Experimental (ΔΔG°_exp) versus predicted (ΔΔG°_pred) relative affinities for hRI-Ang and Bn-Bs data, analyzed as a unique set. The predicted values refer to a leave-one-out test. The fitting line equation is ΔΔG°_exp = 0.04 + 0.98ΔΔG°_pred, R = 0.87, p(R) < 0.0001 and N = 34.

Figure 7

Plot of experimental ΔG° versus ZD-s for the β-Tryp-BPTI complex, where K15^BPTI was substituted in eight different amino acids named by their one-letter code. (A) Results of docking simulations starting from the X-ray structures of the eight mutants, including explicit water molecules. The fitting line equation is ΔG° = 17.9 - 0.57ZD-s, R = 0.86, p(R) = 0.006 and N = 8. (B) Correlation model derived by docking simulations on the same molecular models as in (A) but without explicit water molecules. The fitting line equation is ΔG° = 14.8 - 0.50ZD-s, R = 0.82, p(R) = 0.012 and N = 8. (C) Correlation model derived from docking simulations starting from the in silico-modelled structures of the eight mutants, with no interface water molecules.

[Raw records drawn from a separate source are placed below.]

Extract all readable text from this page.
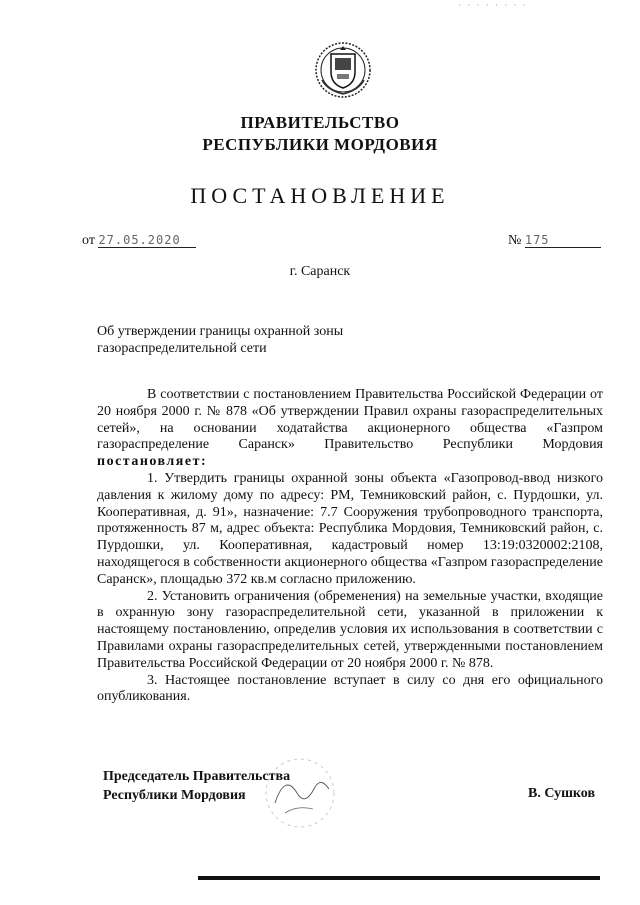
· · · · · · · ·
ПРАВИТЕЛЬСТВО
РЕСПУБЛИКИ МОРДОВИЯ
ПОСТАНОВЛЕНИЕ
от 27.05.2020	№ 175
г. Саранск
Об утверждении границы охранной зоны газораспределительной сети

В соответствии с постановлением Правительства Российской Федерации от 20 ноября 2000 г. № 878 «Об утверждении Правил охраны газораспределительных сетей», на основании ходатайства акционерного общества «Газпром газораспределение Саранск» Правительство Республики Мордовия постановляет:

1. Утвердить границы охранной зоны объекта «Газопровод-ввод низкого давления к жилому дому по адресу: РМ, Темниковский район, с. Пурдошки, ул. Кооперативная, д. 91», назначение: 7.7 Сооружения трубопроводного транспорта, протяженность 87 м, адрес объекта: Республика Мордовия, Темниковский район, с. Пурдошки, ул. Кооперативная, кадастровый номер 13:19:0320002:2108, находящегося в собственности акционерного общества «Газпром газораспределение Саранск», площадью 372 кв.м согласно приложению.

2. Установить ограничения (обременения) на земельные участки, входящие в охранную зону газораспределительной сети, указанной в приложении к настоящему постановлению, определив условия их использования в соответствии с Правилами охраны газораспределительных сетей, утвержденными постановлением Правительства Российской Федерации от 20 ноября 2000 г. № 878.

3. Настоящее постановление вступает в силу со дня его официального опубликования.

Председатель Правительства
Республики Мордовия	В. Сушков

The fitting line equation is ΔG° = 24.2 - 0.72ZD-s, R = 0.79, p(R) = 0.019 and N = 8.

Figure 8

A general quantitative model for docking score-based free energy predictions in protein-protein interactions. (A) Linear correlation between average ZD-s and in vitro-determined standard free energy of association for a set of ten protein-protein complexes. Each dot is labelled according to the PDB code of the complex. Experimental and computational data are reported from Ref [4], except for 1BRS and 1A4Y, which both refer to this study. The linear correlation equation is ΔG° = 3.13 -0.37ZD-s (R = 0.97, p(R)< 0.0001, N = 10). (B) Predicted versus in vitro-determined free energy of association of the same ten complexes. The predicted values refer to a leave-one-out test. The fitting equation is ΔG°_exp = -0.51 + 0.96ΔG°_pred (R = 0.96, p(R) < 0.0001, N = 10).